Jill Hudson was one of the first volunteers recruited through the VSO and National Association of Head Teachers (NAHT) partnership. She volunteered in the Oshana region of Namibia, a predominantly rural area with many isolated communities and schools and the lowest standard of education in the whole country. Jill has been working with school leaders to address some of the issues behind poor quality teaching in a bid to improve pupils experience of school. Here she reflects on her experience.
Background
In the UK I am a head teacher at Pegasus Primary School in Oxford but am seconded for half my time to the Oxford Excellence Cluster programme and behavioural improvement programme for a group of schools in an area of deprivation in Oxford. So there are remarkable similarities with the work I am doing in Namibia.
Assessing the situation
When I came I knew I was here for a short time and that working with individual teachers was not going to make much difference and that working with the head teachers and the heads of departments would probably be the key to improving standards in the long term. I decided the single most important thing I could do was train them on lesson observation skills and on working on their staff development skills.
When I arrived I did a lot of observation and I had not heard a single word of praise for any learner in my first two weeks of being here. And it’s the same for the staff, teachers who teach well…no one says well done, they just get told what they haven’t done properly. But my experience in the UK has really taught me that you get more if you focus on the positives rather than the negatives.
Tackling the challenges
The main issue is that they are only 17 years out of independence and most teachers were bought up under an apartheid system, so the teachers teaching in these schools had a very patchy education themselves. It would be awful to suddenly expect them to provide an education they haven’t lived through themselves: you have to really experience good quality teaching and learning to understand how exciting it is.
Back in the UK I do a lot of training as part of my job as cluster coordinator, but also I see my job as a head teacher as training my staff - motivating, encouraging and enthusing and giving them new ideas about new ways of doing things. That’s translated almost exactly to what I am doing here.
Teaching the teachers
I planned training for the principles in our cluster and their heads of department. I have talked about their staff’s right to have feedback, their right to have support to get better at teaching and their right if they are doing a good job to get praise. I have approached my training in the active, learner centred way that we are used to in the UK. But the first training session I did, I looked around the room and thought ‘oh no I’ve completely misjudged this’, because I am asking them to be participative in a culture where they are used to being told. There was an awful moment where they just looked at me, but they did then get up, get involved and started to talk to each other.
But when you’re in education we’re talking about growing people, whether that’s children or teachers, and people aren’t so very different whether you’re in Namibia or Oxford.
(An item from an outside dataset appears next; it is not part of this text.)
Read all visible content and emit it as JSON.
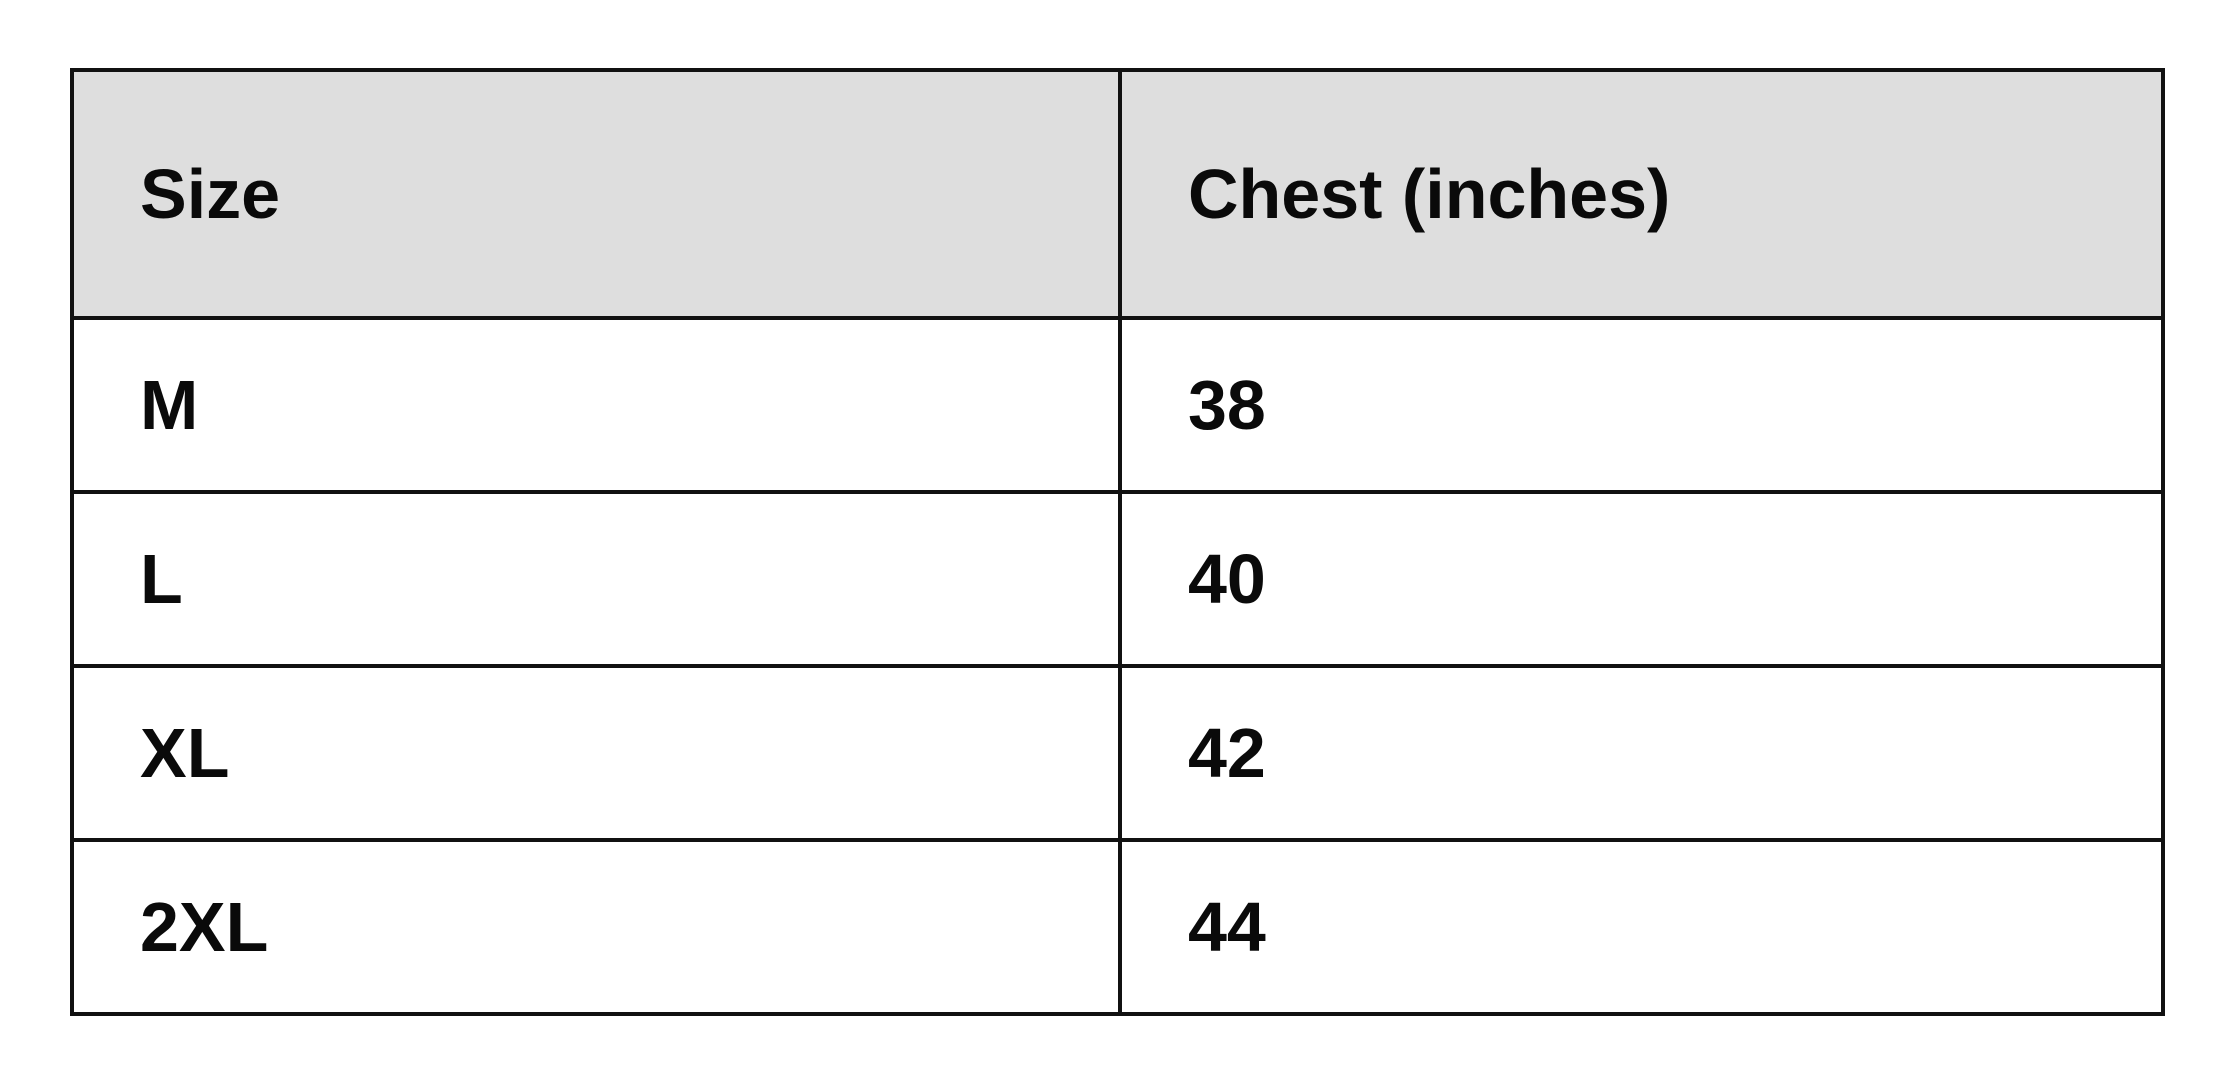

All the sort of skills I use at home about trying to inspire, motivate, redirect, refocus are the same ones. It’s just the practical issues are different.
Sustainability
Sustainability is always the big question isn’t it? My instinct is yes, my work here has been. I think I chose the right thing to do, by questioning the teachers and training them and getting them to experience and think about things themselves. I haven’t done anything for anyone, I haven’t done anything to anyone - I have given them opportunities to explore and invited them to think about different things and I think that has enabled them to do the thinking for themselves. VSO is all about building a culture where people will continue to grow and thrive without you, so I am a catalyst for change.
Personal and professional development
I have learned such a lot about myself. I learned I can cope even when it feels really hard. You need to test yourself a bit and I have been up against the edge a bit here and it’s been fabulous – you feel more alive like that. Professionally, it’s not been easy. There’s been some really bad days and some hard things I have done, but that’s great – you learn that way. It’s pushed me to the edge of my skills and tested me quite often. But it’s exhilarating, when you’re doing things you’re not quite certain you can and then you find you can and it’s a wonderful feeling.